Abstract
Abstract
Background:
Palliative surgical procedures are frequently performed to reduce symptoms in patients with advanced cancer, but quality is difficult to measure.
Objective:
To determine whether natural language processing (NLP) of the electronic health record (EHR) can be used to (1) identify a population of cancer patients receiving palliative gastrostomy and (2) assess documentation of end-of-life process measures in the EHR.
Design/Setting:
Retrospective cohort study of 302 adult cancer patients who received a gastrostomy tube at a single tertiary medical center.
Measurements:
Sensitivity and specificity of NLP compared to gold standard of manual chart abstraction in identifying a palliative indication for gastrostomy tube placement and documentation of goals of care discussions, code status determination, palliative care referral, and hospice assessment.
Results:
Among 302 cancer patients who underwent gastrostomy, 68 (22.5%) were classified by NLP as having a palliative indication for the procedure compared to 71 patients (23.5%) classified by human coders.

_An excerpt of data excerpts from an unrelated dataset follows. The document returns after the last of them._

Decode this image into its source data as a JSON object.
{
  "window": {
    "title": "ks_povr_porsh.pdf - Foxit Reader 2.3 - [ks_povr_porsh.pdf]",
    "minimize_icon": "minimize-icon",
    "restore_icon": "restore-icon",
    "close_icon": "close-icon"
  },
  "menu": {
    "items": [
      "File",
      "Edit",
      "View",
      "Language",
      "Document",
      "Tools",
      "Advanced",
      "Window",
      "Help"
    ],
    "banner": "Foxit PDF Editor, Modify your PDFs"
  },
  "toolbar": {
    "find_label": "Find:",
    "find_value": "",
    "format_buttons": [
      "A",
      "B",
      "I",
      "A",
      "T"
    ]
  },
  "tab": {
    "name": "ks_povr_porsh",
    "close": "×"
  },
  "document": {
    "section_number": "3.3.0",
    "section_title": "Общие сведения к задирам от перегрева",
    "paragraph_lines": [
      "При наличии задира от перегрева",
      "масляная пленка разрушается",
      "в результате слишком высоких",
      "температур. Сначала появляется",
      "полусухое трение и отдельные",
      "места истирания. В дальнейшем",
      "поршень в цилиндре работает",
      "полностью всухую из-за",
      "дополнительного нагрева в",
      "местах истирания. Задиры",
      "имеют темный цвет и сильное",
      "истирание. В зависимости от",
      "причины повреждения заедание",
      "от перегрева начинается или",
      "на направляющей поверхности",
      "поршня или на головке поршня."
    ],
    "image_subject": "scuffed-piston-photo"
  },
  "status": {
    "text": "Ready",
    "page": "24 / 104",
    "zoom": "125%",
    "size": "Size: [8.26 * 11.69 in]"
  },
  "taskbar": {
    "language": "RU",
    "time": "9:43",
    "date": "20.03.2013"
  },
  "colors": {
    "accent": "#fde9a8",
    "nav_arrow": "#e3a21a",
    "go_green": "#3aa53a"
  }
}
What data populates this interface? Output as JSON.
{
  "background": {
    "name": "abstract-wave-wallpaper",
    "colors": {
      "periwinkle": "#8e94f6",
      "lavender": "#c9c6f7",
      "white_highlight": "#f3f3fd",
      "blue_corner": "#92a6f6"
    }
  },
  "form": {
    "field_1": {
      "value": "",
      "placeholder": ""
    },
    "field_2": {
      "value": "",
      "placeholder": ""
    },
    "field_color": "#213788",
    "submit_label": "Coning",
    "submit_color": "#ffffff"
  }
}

Human chart abstraction took >2600 times longer than NLP (28 hours vs. 38 seconds). NLP identified the correct patients with 95.8% sensitivity and 97.4% specificity. NLP also identified end-of-life process measures with high sensitivity (85.7%–92.9%,) and specificity (96.7%–98.9%). In the two months leading up to palliative gastrostomy placement, 20.5% of patients had goals of care discussions documented. During the index hospitalization, 67.7% had goals of care discussions documented.
Conclusions:
NLP offers opportunities to identify patients receiving palliative surgical procedures and can rapidly assess established end-of-life process measures with an accuracy approaching that of human coders.